UN MIRACLE EST UN SIGNE

Gn 17, 1-8 ; Mc 1, 40-45

(29 janvier 1986)

Homélie du Frère Jean-François NOEL

 

U

n miracle est un signe adapté à l'intelligence. Un signe, donc il signifie autre chose, et quelque chose de plus grand, que ce que le récit, en apparence, nous livre. Livré à l'intelligence, c'est-à-dire qu'il faut pour nous, sonder car c'est bien là le lot de l'intelligence humaine que de sonder la réalité afin d'y découvrir le mystère de Dieu.

En effet, le problème du secret de Jésus qui impose silence à ceux qu'Il guérit, nous l'expliquons souvent par le manque de crédibilité de sa mission ou la crainte qu'Il aurait d'être mal compris. En l'occur­rence, pour ce récit, il en est un peu autrement. Il s'avère que si Jésus demande au lépreux de faire si­lence, il lui demande aussi d'aller voir le prêtre et de faire les rites prescrits par Moïse.

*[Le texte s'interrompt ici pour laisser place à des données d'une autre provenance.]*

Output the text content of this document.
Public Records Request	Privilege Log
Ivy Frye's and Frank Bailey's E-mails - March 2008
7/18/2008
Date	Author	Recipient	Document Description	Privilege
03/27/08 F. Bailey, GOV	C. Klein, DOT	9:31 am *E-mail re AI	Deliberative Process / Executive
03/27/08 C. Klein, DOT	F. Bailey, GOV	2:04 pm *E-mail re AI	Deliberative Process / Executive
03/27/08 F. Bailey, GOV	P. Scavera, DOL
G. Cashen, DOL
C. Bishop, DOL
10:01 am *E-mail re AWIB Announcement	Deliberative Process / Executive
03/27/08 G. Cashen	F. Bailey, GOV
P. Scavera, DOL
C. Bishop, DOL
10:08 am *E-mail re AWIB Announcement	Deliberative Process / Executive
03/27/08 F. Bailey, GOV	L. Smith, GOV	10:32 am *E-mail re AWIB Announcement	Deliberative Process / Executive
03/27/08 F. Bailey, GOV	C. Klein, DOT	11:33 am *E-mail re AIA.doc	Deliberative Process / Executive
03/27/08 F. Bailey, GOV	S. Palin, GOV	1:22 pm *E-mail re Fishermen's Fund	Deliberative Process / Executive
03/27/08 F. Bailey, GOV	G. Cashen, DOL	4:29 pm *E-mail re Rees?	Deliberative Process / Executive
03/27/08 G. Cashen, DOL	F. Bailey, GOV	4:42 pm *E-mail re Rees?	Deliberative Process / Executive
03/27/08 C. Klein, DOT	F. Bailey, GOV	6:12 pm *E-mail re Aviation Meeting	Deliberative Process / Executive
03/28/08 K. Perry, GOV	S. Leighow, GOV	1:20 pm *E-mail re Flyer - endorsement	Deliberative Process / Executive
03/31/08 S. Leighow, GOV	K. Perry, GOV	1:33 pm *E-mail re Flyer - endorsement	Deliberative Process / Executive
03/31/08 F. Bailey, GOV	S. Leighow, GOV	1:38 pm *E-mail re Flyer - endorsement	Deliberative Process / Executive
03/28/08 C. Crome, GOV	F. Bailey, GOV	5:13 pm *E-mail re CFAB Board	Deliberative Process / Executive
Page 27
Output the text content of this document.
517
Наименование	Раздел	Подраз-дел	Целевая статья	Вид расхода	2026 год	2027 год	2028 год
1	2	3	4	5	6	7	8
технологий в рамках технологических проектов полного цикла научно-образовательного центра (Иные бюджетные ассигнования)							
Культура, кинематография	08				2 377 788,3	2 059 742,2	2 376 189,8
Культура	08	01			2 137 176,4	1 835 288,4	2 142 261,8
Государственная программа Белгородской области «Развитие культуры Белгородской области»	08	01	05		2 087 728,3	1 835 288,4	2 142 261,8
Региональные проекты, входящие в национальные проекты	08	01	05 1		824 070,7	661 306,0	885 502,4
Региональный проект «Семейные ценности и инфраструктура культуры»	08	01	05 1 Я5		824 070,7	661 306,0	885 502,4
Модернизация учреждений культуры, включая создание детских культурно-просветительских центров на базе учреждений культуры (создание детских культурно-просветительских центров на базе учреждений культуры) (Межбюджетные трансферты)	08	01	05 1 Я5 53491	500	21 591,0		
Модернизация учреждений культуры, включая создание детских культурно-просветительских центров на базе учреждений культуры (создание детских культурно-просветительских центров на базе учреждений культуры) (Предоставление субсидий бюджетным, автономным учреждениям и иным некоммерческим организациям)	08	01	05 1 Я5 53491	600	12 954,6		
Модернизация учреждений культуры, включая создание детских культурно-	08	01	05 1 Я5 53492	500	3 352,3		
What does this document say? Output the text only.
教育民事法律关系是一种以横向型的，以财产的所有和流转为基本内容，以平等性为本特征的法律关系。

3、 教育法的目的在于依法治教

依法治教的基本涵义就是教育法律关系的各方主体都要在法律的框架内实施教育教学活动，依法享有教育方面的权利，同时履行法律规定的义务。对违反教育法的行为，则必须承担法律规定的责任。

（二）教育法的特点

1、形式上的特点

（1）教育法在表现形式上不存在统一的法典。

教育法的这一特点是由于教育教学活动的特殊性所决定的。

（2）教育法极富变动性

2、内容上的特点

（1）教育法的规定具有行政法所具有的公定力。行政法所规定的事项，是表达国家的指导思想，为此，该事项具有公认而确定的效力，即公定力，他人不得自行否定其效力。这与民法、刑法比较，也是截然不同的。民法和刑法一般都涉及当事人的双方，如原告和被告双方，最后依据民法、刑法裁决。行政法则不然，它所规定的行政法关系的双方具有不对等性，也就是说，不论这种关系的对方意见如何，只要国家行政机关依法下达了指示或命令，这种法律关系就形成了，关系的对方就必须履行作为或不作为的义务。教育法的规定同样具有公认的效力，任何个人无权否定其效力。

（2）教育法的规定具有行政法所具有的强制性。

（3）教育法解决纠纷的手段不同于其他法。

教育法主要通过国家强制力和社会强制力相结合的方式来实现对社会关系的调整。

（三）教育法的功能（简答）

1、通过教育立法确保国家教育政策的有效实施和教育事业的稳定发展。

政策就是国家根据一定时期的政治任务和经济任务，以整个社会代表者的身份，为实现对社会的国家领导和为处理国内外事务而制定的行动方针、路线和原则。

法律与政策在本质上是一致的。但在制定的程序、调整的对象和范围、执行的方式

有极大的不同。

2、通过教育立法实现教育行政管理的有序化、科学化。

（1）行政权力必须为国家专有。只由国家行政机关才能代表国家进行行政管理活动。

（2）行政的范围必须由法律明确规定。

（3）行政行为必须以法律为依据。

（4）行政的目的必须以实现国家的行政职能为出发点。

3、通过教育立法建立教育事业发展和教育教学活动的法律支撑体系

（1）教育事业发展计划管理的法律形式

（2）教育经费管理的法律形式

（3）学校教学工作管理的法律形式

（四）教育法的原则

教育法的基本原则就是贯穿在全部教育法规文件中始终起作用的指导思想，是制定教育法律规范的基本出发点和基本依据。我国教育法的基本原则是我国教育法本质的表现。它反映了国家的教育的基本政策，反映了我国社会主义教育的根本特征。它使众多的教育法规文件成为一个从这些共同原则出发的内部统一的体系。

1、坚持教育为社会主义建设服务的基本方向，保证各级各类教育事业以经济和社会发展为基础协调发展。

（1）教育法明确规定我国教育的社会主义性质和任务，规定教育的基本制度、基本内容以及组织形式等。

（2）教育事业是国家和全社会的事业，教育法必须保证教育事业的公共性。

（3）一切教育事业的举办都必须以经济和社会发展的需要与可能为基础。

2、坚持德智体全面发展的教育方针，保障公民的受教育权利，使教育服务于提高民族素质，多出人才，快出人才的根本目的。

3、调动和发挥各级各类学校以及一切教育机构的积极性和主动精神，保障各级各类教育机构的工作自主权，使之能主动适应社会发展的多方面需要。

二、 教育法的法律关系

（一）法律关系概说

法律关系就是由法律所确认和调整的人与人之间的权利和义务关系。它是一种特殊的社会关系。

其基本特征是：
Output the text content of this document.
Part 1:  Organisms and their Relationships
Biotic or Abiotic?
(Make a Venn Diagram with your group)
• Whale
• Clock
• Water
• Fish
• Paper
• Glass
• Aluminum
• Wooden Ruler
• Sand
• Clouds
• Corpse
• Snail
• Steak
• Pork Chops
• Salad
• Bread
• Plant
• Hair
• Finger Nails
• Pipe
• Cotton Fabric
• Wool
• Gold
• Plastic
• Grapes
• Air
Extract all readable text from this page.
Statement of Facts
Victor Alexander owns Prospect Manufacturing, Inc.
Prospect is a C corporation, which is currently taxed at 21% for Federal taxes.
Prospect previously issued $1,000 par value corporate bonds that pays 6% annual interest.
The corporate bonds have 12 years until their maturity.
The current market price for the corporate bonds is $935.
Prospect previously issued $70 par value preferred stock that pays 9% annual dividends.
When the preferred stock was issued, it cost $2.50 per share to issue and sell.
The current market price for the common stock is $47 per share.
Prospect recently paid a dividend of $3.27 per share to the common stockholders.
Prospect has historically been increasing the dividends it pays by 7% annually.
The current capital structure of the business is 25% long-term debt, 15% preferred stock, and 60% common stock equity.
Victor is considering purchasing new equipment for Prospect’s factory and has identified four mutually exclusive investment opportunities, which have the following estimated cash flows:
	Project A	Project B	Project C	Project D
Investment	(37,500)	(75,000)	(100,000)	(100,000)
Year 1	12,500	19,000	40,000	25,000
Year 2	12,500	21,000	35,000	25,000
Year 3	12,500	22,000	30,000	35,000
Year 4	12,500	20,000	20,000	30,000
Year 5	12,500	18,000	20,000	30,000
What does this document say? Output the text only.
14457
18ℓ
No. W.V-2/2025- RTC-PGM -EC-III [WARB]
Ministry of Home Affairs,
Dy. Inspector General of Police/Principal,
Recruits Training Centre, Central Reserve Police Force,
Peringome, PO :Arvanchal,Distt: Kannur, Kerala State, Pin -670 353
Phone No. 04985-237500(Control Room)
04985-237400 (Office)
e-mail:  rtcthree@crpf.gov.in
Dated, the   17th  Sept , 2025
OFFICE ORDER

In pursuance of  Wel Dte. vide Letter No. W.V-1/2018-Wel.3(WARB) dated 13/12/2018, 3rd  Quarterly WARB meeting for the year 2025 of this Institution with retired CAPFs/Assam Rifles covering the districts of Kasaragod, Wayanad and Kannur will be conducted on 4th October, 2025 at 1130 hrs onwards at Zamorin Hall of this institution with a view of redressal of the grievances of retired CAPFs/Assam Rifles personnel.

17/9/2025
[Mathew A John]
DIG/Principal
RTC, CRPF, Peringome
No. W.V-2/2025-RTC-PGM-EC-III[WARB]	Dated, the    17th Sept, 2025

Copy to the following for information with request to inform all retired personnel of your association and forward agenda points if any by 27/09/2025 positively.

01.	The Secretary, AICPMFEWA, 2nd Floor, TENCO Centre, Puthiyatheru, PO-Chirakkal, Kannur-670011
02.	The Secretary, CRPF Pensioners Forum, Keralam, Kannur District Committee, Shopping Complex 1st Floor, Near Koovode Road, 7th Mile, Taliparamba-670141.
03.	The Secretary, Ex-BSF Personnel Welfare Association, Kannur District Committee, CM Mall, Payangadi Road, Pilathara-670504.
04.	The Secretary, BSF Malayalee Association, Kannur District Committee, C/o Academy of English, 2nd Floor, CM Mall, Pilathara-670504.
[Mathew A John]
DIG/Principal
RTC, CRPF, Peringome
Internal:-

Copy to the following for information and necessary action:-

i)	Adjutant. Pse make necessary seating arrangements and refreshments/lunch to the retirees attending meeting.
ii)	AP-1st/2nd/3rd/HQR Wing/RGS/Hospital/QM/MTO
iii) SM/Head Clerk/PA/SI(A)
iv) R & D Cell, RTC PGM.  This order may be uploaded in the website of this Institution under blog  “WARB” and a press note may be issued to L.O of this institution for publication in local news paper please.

C'est vrai que la volonté de Dieu n'est pas nouvelle.. Et le lépreux fait bien quand il fait appel à la volonté de Dieu : "Si tu le veux, guéris-moi !" et Jésus lui dit : "Je le veux ! Sois guéri !" Cette volonté est ancienne et elle s'est déjà inscrite dans l'Ancienne Alliance, dans l'ancienne Loi, dans l'Ancien Testament, dans finalement tout ce ca­dre que Dieu a mis en place progressivement et pa­tiemment, afin que le salut soit proclamé.

Finalement, un miracle, ce n'est pas quelque chose qui vient comme suspendu en l'air, sans aucun rapport avec ce qui précède ou avec ce qui suit. Tout au contraire, il est là comme un signe, révélant ce que, déjà, Dieu a mis en place, et en même temps signi­fiant déjà la fin. Le cadre que Dieu a mis en place, ce cadre de lois, ce cadre de commandements, ce cadre de prescriptions, Dieu ne vient pas le nier, car ce se­rait se nier Lui-même et nier l'action qu'Il a faite au­près du peuple juif qui est le peuple qui doit porter ce témoignage aux nations.

Ainsi, le lépreux, s'il a bien compris que la volonté de Dieu était de le sauver et de sauver tout le peuple juif, tout emporté par sa joie d'être guéri, en oublie finalement qu'Il a accomplir cette Loi, elle n'est pas pour autant abolie, même si effectivement, par la suite, Jésus se déclarera comme la nouvelle Loi.

Il en est ainsi pour chacun de nous. Dieu n'interviendra pas en nous comme par miracle, mais Il s'occupe, Il se préoccupe du cadre même de notre vie qui sert de matière à son intervention. Nous voudrions souvent que Dieu intervienne par un coup de baguette magique et qu'ainsi les choses s'améliorent. Il n'en est rien, car c'est notre vie en tant que telle qui est déjà tissée de l'intervention de Dieu. Déjà, avant même que nous ayons pris conscience que Dieu vient en nous et qu'Il agit afin de nous sauver, c'est ce cadre même et cette matière humaine dont nous sommes tissés qui sert à Dieu. Alors, laissons-nous guider, laissons-nous grandir en cette foi que Dieu a com­mencée avant que nous en prenions conscience. Lais­sons-nous, dans ce cadre même de l'Église dans lequel nous sommes maintenant, appeler, conduire, sans vouloir pour autant que Dieu intervienne de façon un peu magique.